All SA examples have a supplied name of "Arachnorchis dilatata (R.Br.) D.L.Jones & M.A.Clem." Check that the SDS is correctly identifying these names.

charvolant commented 1 year ago

Search in namematching library returns 10 results. There are 17 results, only one of which is accepted, which gets left off.

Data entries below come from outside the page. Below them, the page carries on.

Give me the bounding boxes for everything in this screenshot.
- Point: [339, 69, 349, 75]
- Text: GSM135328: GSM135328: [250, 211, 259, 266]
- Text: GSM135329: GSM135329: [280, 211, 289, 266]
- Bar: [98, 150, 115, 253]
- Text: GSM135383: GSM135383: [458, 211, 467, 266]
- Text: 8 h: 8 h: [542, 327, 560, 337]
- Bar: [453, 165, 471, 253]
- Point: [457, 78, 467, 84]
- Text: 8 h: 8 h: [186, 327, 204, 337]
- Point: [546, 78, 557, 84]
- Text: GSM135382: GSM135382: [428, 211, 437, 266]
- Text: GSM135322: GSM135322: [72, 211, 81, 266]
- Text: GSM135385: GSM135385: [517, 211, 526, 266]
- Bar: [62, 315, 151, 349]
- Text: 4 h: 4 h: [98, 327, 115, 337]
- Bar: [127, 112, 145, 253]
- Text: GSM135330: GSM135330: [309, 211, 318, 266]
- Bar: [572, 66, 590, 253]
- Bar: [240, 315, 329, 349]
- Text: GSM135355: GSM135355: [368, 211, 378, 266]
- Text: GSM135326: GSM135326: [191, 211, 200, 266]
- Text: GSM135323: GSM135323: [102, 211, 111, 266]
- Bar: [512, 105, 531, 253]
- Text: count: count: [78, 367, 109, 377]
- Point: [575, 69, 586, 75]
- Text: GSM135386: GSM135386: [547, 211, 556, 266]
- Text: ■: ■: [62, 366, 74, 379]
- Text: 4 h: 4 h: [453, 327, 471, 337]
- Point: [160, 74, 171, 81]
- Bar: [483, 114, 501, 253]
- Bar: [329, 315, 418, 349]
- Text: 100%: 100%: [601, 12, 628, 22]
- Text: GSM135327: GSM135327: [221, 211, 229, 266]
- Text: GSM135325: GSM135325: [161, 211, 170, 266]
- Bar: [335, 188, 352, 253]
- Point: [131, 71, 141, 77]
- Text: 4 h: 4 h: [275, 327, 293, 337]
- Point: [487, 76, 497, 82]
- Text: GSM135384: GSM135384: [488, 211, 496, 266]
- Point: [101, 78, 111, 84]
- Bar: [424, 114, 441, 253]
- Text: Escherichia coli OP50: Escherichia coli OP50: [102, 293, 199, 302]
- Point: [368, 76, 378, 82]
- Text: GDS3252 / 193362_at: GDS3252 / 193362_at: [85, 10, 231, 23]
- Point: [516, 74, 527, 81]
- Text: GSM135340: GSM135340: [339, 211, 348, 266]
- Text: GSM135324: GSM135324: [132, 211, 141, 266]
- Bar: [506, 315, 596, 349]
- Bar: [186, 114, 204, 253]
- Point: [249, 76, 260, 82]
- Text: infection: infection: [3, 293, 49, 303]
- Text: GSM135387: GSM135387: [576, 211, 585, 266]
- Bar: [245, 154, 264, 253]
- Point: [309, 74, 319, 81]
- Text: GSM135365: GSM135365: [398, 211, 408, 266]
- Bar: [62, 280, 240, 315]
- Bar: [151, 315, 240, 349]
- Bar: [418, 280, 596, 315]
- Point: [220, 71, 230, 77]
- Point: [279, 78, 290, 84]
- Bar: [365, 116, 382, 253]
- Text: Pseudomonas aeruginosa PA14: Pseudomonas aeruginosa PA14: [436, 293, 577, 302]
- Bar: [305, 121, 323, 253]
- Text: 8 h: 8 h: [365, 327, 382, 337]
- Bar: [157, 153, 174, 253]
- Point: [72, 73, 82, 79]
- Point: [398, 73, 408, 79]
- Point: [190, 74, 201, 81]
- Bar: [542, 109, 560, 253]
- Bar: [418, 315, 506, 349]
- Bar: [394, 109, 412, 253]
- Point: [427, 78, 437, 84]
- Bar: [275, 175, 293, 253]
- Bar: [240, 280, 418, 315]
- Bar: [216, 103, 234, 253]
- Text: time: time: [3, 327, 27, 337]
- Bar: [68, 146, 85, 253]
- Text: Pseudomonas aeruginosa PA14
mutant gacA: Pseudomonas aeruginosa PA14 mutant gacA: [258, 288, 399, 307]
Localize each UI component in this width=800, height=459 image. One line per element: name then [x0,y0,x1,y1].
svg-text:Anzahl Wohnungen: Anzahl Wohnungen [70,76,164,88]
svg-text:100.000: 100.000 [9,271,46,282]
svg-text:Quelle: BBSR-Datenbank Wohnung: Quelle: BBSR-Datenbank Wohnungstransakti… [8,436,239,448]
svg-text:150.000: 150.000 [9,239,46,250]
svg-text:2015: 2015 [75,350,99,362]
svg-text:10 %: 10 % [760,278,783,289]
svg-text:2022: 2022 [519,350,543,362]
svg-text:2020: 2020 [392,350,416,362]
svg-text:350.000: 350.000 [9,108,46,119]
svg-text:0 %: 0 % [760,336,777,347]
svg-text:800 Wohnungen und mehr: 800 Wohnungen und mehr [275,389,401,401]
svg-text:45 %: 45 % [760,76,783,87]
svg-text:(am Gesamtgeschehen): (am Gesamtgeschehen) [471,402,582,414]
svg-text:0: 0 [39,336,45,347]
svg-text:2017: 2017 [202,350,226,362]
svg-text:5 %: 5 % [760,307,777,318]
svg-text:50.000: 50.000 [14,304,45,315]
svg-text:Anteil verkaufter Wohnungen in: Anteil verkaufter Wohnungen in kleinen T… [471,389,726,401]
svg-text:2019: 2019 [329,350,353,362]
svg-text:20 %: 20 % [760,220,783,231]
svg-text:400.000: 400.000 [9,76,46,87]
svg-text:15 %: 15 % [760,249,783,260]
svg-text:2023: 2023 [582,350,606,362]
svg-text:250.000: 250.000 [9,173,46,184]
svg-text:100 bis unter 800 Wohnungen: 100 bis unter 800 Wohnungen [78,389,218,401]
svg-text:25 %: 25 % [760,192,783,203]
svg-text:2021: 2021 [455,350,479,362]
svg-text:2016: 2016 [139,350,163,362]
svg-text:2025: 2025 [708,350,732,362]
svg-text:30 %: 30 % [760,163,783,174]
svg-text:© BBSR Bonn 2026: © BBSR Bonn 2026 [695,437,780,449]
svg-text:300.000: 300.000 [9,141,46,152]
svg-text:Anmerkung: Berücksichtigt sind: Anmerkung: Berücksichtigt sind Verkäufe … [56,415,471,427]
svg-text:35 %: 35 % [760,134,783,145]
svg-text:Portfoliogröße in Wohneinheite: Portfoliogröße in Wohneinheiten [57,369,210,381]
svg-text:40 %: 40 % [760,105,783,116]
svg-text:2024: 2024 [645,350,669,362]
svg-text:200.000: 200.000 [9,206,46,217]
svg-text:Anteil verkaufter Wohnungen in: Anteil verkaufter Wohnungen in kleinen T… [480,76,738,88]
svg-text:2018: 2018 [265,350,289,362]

Accepted value has a lower score than the misapplications 6.9 vs 7.7. Explain, please.

Misapplied score:

7.71838 sum of:
  4.915918 weight(name:caladenia dilatata in 597110) [BM25Similarity], result of:
    4.915918 score(freq=1.0), product of:
      10.559289 idf, computed as log(1 + (N - n + 0.5) / (n + 0.5)) from:
        17 n, number of documents containing term
        674339 N, total number of documents with field
      0.46555385 tf, computed as freq / (freq + k1 * (1 - b + b * dl / avgdl)) from:
        1.0 freq, occurrences of term within document
        1.2 k1, term saturation parameter
        0.75 b, length normalization parameter
        2.0 dl, length of field
        2.1226935 avgdl, average length of field
  2.8024619 weight(genus:caladenia in 597110) [BM25Similarity], result of:
    2.8024619 score(freq=1.0), product of:
      6.1654162 idf, computed as log(1 + (N - n + 0.5) / (n + 0.5)) from:
        1299 n, number of documents containing term
        618560 N, total number of documents with field
      0.45454544 tf, computed as freq / (freq + k1 * (1 - b + b * dl / avgdl)) from:
        1.0 freq, occurrences of term within document
        1.2 k1, term saturation parameter
        0.75 b, length normalization parameter
        1.0 dl, length of field
        1.0 avgdl, average length of field

Accepted score

6.9079895 sum of:
  4.1055274 weight(name:caladenia dilatata in 329202) [BM25Similarity], result of:
    4.1055274 score(freq=1.0), product of:
      10.559289 idf, computed as log(1 + (N - n + 0.5) / (n + 0.5)) from:
        17 n, number of documents containing term
        674339 N, total number of documents with field
      0.38880718 tf, computed as freq / (freq + k1 * (1 - b + b * dl / avgdl)) from:
        1.0 freq, occurrences of term within document
        1.2 k1, term saturation parameter
        0.75 b, length normalization parameter
        3.0 dl, length of field
        2.1226935 avgdl, average length of field
  2.8024619 weight(genus:caladenia in 329202) [BM25Similarity], result of:
    2.8024619 score(freq=1.0), product of:
      6.1654162 idf, computed as log(1 + (N - n + 0.5) / (n + 0.5)) from:
        1299 n, number of documents containing term
        618560 N, total number of documents with field
      0.45454544 tf, computed as freq / (freq + k1 * (1 - b + b * dl / avgdl)) from:
        1.0 freq, occurrences of term within document
        1.2 k1, term saturation parameter
        0.75 b, length normalization parameter
        1.0 dl, length of field
        1.0 avgdl, average length of field

The key element here is dl / avgdl in the name field. The accepted document has two entries Caladenia dilatata and Caladenia dilatata Caladenia dilatata R.Br. (what?!) The synonym document has just Caladenia dilatata - dl is document length (field length for a specific field, really) and avgdl is the average document length in the corpus.

charvolant commented 1 year ago

Complete name Caladenia dilatata R.Br. is correctly supplied in combined-20210811-4 which means that the erroneous name is being constructed during index creation.